A: I think the one thing that people really need to know is that culture really does matter, cultural differences matter. Culture is never everything and it is never the entire cause of the conflict. I mean except in the very special sense in the failure to communicate, like if you are speaking Spanish to me and I am speaking English to you and we don't understand each other, and we reduce culture to language. We can then say that the cause of our misunderstanding is culture. There are a lot of misunderstandings that occur when both of us speaks English, speaks Spanish, or one of us is a skilled interpreter. Culture is very rarely the root causes of conflict, but it is always the lenses through which the causes of conflict are reflected.
Q: So in the old onion metaphor, culture would be one of the layers that you would have to peel back to get to the inside.
A: I am a little mistrustful of that metaphor, as I am with the tip of the iceberg metaphor. I much prefer lens to onion. Think about it, if I take off these eyeglasses, I don't see the world more clearly because I have removed the lens that allows me to see the world. What I see is things less clearly. Onion implies a layer you can get over, and I don't think that you can get over culture but I think that you can get through it
Q: Ok, it occured to me because the discussion about if not ulterior, then more core motives or causes of the conflict, are likely to be power or political rather than culture, in that sense peeling away the cultural element, or the excuse of culture for conflict.
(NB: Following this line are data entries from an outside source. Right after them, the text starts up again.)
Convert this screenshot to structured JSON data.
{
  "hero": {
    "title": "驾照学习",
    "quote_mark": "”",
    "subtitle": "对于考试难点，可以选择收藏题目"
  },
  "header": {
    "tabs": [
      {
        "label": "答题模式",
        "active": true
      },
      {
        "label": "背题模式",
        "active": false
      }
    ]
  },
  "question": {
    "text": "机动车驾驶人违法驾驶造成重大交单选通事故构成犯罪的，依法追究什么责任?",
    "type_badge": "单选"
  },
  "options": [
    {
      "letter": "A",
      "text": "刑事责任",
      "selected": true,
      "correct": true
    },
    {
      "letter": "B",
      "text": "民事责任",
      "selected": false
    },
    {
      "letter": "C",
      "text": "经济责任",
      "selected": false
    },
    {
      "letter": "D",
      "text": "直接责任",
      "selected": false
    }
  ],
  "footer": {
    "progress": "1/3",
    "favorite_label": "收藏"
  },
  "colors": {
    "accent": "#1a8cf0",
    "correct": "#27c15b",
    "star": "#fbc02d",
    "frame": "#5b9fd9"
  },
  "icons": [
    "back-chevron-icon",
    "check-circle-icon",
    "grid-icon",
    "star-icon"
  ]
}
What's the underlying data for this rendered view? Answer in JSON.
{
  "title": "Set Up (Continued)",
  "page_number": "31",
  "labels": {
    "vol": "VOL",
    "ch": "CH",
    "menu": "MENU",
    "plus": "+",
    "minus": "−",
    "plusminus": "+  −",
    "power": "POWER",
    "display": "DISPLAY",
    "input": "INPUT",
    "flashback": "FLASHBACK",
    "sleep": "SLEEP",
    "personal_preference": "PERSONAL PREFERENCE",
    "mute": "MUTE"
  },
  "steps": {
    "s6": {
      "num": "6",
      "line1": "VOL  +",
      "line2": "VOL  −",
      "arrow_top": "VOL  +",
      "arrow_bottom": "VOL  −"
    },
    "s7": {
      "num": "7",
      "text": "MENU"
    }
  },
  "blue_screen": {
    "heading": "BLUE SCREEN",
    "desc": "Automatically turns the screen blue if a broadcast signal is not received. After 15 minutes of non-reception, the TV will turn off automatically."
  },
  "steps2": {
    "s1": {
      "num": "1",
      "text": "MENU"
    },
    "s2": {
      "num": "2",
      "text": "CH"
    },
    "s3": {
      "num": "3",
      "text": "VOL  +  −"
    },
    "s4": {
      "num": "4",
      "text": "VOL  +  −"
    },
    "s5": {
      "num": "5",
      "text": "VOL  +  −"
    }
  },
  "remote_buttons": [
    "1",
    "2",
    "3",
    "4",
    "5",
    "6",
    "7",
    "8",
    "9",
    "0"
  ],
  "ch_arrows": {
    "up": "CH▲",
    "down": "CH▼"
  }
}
A: You could think of it that way except that very often the way in which power will be expressed will be so affected by culturally understandings about authority, dominance, and legitimacy that its hard even to see power nakedly as some pure variable.
Q: You wouldn't understand it unless you were able to see through that lens or at least know what the lens looks like. Suppose I couldn't entirely see through someone else's cultural lens.
A: No, you can't, but even knowing that the lens is there can take you a ways.